Patrick Lewandowski, vice chair of the Douglas County Republican Party, said he and most other local Republicans are behind Skarlatos.
“Obviously, he’s got conservative views and he shares pretty much the same values that I have. If there was a negative, it’s probably that he doesn’t express them as strongly as I’d like to see,” including on abortion, Lewandowski told The Oregonian/OregonLive.
Skarlatos says abortion rights should be left to the states out of principle, but he considers the issue moot in Democrat-controlled Oregon, echoing other Republican candidates.
Skarlatos has alarmed Democrats with his past stances on election integrity.
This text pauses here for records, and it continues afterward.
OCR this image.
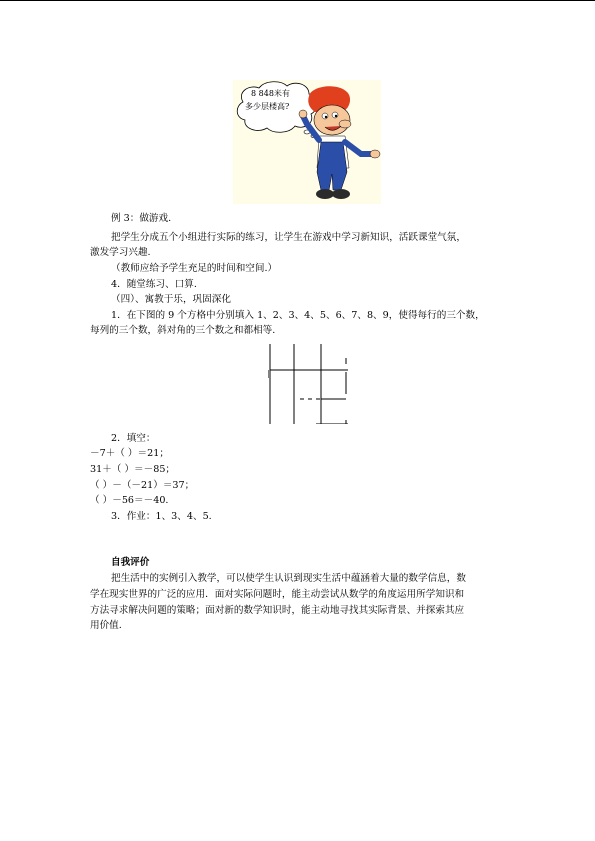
8 848米有
多少层楼高?
例 3：做游戏.
把学生分成五个小组进行实际的练习，让学生在游戏中学习新知识，活跃课堂气氛，
激发学习兴趣.
（教师应给予学生充足的时间和空间.）
4．随堂练习、口算.
（四）、寓教于乐，巩固深化
1．在下图的 9 个方格中分别填入 1、2、3、4、5、6、7、8、9，使得每行的三个数，
每列的三个数，斜对角的三个数之和都相等.
2．填空：
－7＋（ ）＝21；
31＋（ ）＝－85；
（ ）－（－21）＝37；
（ ）－56＝－40.
3．作业：1、3、4、5.
自我评价
把生活中的实例引入教学，可以使学生认识到现实生活中蕴涵着大量的数学信息，数
学在现实世界的广泛的应用．面对实际问题时，能主动尝试从数学的角度运用所学知识和
方法寻求解决问题的策略；面对新的数学知识时，能主动地寻找其实际背景、并探索其应
用价值.
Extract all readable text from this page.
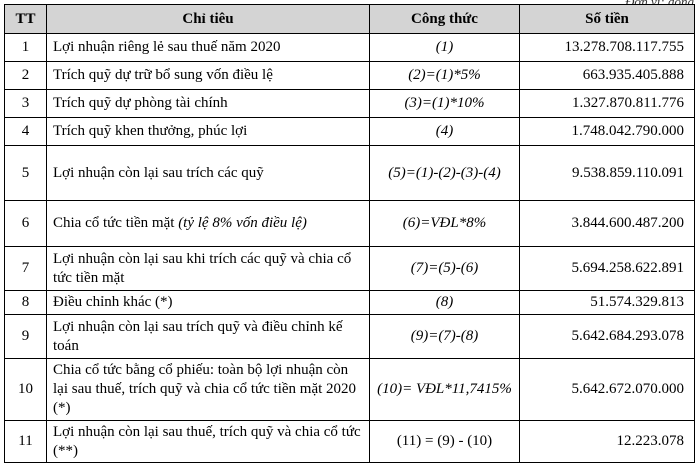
TT	Chỉ tiêu	Công thức	Số tiền
1	Lợi nhuận riêng lẻ sau thuế năm 2020	(1)	13.278.708.117.755
2	Trích quỹ dự trữ bổ sung vốn điều lệ	(2)=(1)*5%	663.935.405.888
3	Trích quỹ dự phòng tài chính	(3)=(1)*10%	1.327.870.811.776
4	Trích quỹ khen thưởng, phúc lợi	(4)	1.748.042.790.000
5	Lợi nhuận còn lại sau trích các quỹ	(5)=(1)-(2)-(3)-(4)	9.538.859.110.091
6	Chia cổ tức tiền mặt (tỷ lệ 8% vốn điều lệ)	(6)=VĐL*8%	3.844.600.487.200
7	Lợi nhuận còn lại sau khi trích các quỹ và chia cổ tức tiền mặt	(7)=(5)-(6)	5.694.258.622.891
8	Điều chỉnh khác (*)	(8)	51.574.329.813
9	Lợi nhuận còn lại sau trích quỹ và điều chỉnh kế toán	(9)=(7)-(8)	5.642.684.293.078
10	Chia cổ tức bằng cổ phiếu: toàn bộ lợi nhuận còn lại sau thuế, trích quỹ và chia cổ tức tiền mặt 2020 (*)	(10)= VĐL*11,7415%	5.642.672.070.000
11	Lợi nhuận còn lại sau thuế, trích quỹ và chia cổ tức (**)	(11) = (9) - (10)	12.223.078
The Roseburg News-Review reported last year that he refused to comment when asked who he thought won the 2020 presidential election. In a Feb. 2021 interview with Newsmax, Skarlatos expressed concern that Jan. 6, 2021 rioters in Washington D.C. would be demonized by liberal journalists.
Hoyle said Skarlatos doesn’t have enough experience for Congress.
Hoyle was appointed to the Legislature in 2009 to represent House District 14, which includes a portion of the Eugene area and Lane County. She held the seat until 2017 and rose to majority leader before her run for state labor commissioner. As a lawmaker, she helped pass a broad progressive agenda that included Oregon’s law requiring employers to provide paid sick leave, clean energy provisions, the clean fuels program and a minimum wage hike.
Skarlatos and Republican political operatives have attacked Hoyle as too cozy with the pharmaceutical industry. As a lawmaker, Hoyle was a top recipient from pharma giants Pfizer, Genentech and Eli Lilly, which together gave her more than $32,000 between 2011 and 2017, according to campaign finance records.
In 2014, Hoyle used her position as chair of the House Rules committee to push an amendment restricting pharmacists’ ability to dispense generic insulin, a cheaper option, to the benefit of Eli Lilly, according to The Lund Report. The amendment failed. It would have raised the cost of insulin and other drugs, the news report said.
Hoyle said in an email that she has a strong record of expanding health care access and cutting costs for patients. She swore off pharmaceutical industry support this year.